John Carlson has won a puck battle against two forechecking Panthers to squirt the puck neatly out to Evgeny Kuznetsov, who has a clear passing lane to Alex Ovechkin, although he is under some pressure from a third pressing Panther. Instead of making that pass, Kuznetsov fires the puck chest-high, past Ovechkin, off the glass, and down to the other end of the rink for an icing. You know what happens next.

Fast forward to Game 2, with the Caps down a goal and the puck on their stick breaking out of their own zone.

The Panthers are closing in on Marcus Johansson, who has just skated into the neutral zone. Johansson has a release valve in John Carlson behind him, and he’s also got plenty of open space off the bench-side boards to either skate through, or use to lightly the dump the puck and go for a change. Instead, he skies a pass down Nick Backstrom’s wing, apparently hoping that Backstrom might win a footrace to the loose puck (good luck with that). Naturally, that didn’t happen, and icing was the end result.
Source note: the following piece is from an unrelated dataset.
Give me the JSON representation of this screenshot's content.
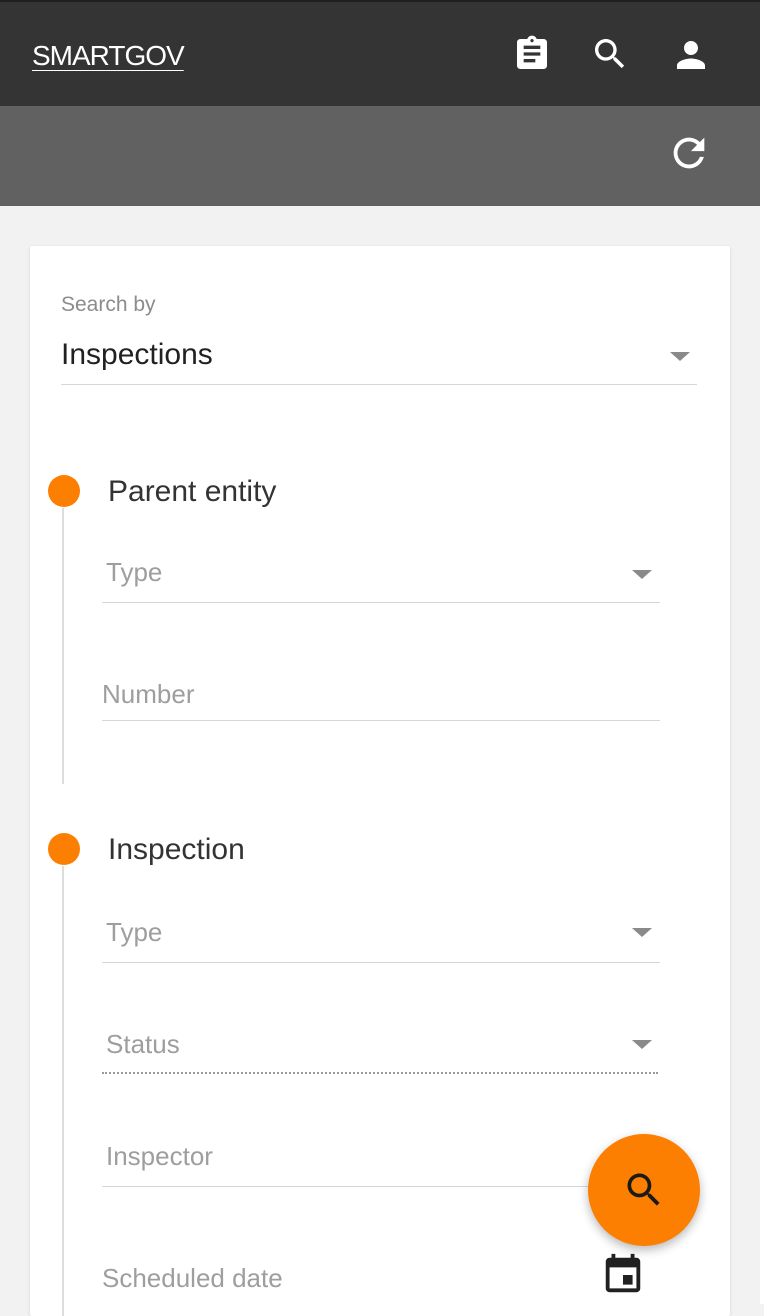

The Caps did win the ensuing draw and quickly clear the puck, but Florida immediately reclaimed it and re-entered the zone before the Caps could change, danced easily around a few tired Caps forwards, and gave the Cats a two-goal lead.

These are the types of details that can have an outsized impact once the playoffs roll around, and its clear that the Caps need to clean up their play in these types of margins, because as long as they play stupid games, the Panthers are going to continue serving up stupid prizes.